Micro Year Paper Title Authors
Micro 1978 Microprogrammed Implementation of A Single Chip Microprocessor Skip Stritter, Nick Tredennick
Micro 1981 Some Scheduling Techniques and An Easily Schedulable Horizontal Architecture for High Performance Scientific Computing B. Ramakrishna Rau, C. D. Glaeser
Micro 1982 MIPS: A Microprocessor Architecture John Hennessy, Norman Jouppi, Steven Przybylski, Christopher Rowen, Thomas Gross, Forest Baskett, John Gill
Micro 1985 Critical Issues Regarding HPS, A High Performance Microarchitecture Yale N. Patt, Stephen W. Melvin, Wen-Mei Hwu, Michael C. Shebanow
Micro 1985 HPS, A New Microarchitecture: Rationale and Introduction Yale N. Patt, Wen-Mei Hwu, Michael Shebanow
Micro 1988 Hardware Support for Large Atomic Units in Dynamically Scheduled Machines Stephen W. Melvin, Michael C. Shebanow, Yale N. Patt
Micro 1991 Two-Level Adaptive Training Branch Prediction Tse-Yu Yeh, Yale N. Patt
Micro 1992 Effective Compiler Support For Predicated Execution Using the Hyperblock Scott A. Mahlke, David C. Lin, William Y. Chen, Richard E. Hank, Roger A. Bringmann
Micro 1992 Code Generation Schema for Modulo Scheduled Loops B. Ramakrishna Rau, Michael S. Schlansker, P. P. Tirumalai
Micro 1992 Executing Compressed Programs on An Embedded RISC Architecture Andrew Wolfe, Alex Chanin

Prof.

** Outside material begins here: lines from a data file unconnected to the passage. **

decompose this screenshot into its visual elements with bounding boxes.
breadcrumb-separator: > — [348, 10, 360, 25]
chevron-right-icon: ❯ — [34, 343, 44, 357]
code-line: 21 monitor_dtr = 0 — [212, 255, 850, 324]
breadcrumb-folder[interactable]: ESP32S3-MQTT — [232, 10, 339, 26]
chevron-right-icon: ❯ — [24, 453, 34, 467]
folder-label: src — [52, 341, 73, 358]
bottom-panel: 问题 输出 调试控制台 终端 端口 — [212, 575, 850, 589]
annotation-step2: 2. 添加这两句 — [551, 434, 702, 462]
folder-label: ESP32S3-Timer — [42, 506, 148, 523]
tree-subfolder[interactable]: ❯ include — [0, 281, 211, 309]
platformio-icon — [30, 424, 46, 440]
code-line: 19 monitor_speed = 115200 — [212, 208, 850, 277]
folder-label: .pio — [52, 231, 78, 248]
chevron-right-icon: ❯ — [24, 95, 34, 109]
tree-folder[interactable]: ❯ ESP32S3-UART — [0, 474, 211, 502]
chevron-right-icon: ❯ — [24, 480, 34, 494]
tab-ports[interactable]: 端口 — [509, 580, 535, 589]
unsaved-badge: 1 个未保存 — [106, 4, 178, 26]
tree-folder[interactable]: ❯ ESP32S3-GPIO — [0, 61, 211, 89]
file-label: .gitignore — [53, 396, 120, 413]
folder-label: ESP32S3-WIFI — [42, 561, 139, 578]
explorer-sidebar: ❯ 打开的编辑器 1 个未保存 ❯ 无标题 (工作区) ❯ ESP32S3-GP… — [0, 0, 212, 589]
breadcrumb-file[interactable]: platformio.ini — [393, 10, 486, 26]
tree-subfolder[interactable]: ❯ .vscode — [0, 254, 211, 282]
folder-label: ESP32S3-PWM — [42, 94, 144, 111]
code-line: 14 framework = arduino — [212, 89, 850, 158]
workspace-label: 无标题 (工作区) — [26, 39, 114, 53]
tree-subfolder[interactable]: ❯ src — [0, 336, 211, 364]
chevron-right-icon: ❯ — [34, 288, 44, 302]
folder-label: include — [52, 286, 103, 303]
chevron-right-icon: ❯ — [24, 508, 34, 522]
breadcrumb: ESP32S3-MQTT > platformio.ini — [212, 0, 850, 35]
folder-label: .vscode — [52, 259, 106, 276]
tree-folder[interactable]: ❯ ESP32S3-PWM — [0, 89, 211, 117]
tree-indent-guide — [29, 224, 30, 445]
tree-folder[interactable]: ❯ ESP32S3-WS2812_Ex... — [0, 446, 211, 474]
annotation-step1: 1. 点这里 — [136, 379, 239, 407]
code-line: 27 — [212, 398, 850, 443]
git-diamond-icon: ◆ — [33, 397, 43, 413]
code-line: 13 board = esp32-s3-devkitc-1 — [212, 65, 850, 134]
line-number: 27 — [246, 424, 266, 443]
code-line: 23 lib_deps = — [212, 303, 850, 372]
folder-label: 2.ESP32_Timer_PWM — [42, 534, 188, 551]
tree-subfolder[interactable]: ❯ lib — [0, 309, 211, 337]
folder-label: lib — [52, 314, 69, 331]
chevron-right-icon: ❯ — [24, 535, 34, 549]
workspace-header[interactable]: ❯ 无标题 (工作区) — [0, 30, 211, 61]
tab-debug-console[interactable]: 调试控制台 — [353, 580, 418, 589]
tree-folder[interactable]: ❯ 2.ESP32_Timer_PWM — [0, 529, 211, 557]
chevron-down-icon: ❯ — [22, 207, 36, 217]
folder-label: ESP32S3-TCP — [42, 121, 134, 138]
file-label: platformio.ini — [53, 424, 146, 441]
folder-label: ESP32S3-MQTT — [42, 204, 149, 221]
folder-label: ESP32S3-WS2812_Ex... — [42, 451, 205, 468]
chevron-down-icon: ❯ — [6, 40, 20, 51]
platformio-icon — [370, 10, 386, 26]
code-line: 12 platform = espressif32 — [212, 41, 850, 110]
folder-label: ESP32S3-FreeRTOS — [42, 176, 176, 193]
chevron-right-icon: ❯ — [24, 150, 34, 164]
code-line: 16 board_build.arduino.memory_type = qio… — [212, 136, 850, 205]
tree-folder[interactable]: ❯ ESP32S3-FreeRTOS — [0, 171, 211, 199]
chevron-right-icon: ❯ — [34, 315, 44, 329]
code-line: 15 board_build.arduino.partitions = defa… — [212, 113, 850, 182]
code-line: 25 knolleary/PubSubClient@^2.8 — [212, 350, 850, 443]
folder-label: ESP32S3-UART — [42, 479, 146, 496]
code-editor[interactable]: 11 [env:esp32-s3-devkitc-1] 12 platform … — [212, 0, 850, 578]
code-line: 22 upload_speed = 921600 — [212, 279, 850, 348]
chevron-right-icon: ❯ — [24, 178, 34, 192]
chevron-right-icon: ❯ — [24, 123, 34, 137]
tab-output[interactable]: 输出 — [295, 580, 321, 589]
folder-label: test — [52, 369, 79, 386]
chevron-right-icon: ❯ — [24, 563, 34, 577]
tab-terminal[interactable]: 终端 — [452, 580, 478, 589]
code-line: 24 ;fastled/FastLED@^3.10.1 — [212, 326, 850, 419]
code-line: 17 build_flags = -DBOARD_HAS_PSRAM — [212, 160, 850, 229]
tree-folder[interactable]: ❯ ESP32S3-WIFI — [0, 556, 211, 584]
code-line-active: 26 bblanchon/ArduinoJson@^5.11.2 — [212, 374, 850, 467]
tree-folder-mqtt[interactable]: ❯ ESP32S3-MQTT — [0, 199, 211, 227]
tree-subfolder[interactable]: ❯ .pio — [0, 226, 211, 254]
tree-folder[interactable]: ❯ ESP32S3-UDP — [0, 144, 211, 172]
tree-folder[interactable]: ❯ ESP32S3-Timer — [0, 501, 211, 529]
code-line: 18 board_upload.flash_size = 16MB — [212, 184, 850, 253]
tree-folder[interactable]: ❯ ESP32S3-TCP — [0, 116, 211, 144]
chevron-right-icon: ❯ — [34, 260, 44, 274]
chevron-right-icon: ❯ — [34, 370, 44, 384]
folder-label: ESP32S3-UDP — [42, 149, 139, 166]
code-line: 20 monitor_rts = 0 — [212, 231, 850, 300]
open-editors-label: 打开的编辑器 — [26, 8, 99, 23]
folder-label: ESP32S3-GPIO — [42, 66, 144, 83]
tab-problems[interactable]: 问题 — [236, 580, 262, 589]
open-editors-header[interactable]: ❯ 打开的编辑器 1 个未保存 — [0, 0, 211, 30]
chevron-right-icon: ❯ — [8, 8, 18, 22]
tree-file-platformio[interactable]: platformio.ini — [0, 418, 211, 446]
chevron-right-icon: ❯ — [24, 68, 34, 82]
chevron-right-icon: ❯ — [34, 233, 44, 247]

Yale Patt holds the Ernest Cockrell, Jr. Centennial Chair in Engineering in the Cockrell School of Engineering at The University of Texas at Austin. He also holds the title of University Distinguished Teaching Professor. He has received a number of awards for his research and teaching, most notably the highest honor in his specialty, computer architecture, the 1996 IEEE/ACM Eckert-Mauchly Award, "for important contributions to instruction level parallelism and superscalar processor design," and the highest honor in computer science education, the 2000 ACM Karl V. Karlstrom Outstanding Educator Award.

Among the other awards he has received are the 1995 IEEE Emannuel R. Piore Medal, the 1999 IEEE W.W. McDowell Award, the 2005 IEEE Charles Babbage Award, the 2011 IEEE B. Ramakrishna Rau Award, and the 2013 IEEE Computer Society Harry H. Goode Memorial Award.

Prof. Patt was elected to the National Academy of Engineering in 2014, among the highest professional distinctions bestowed upon an engineer.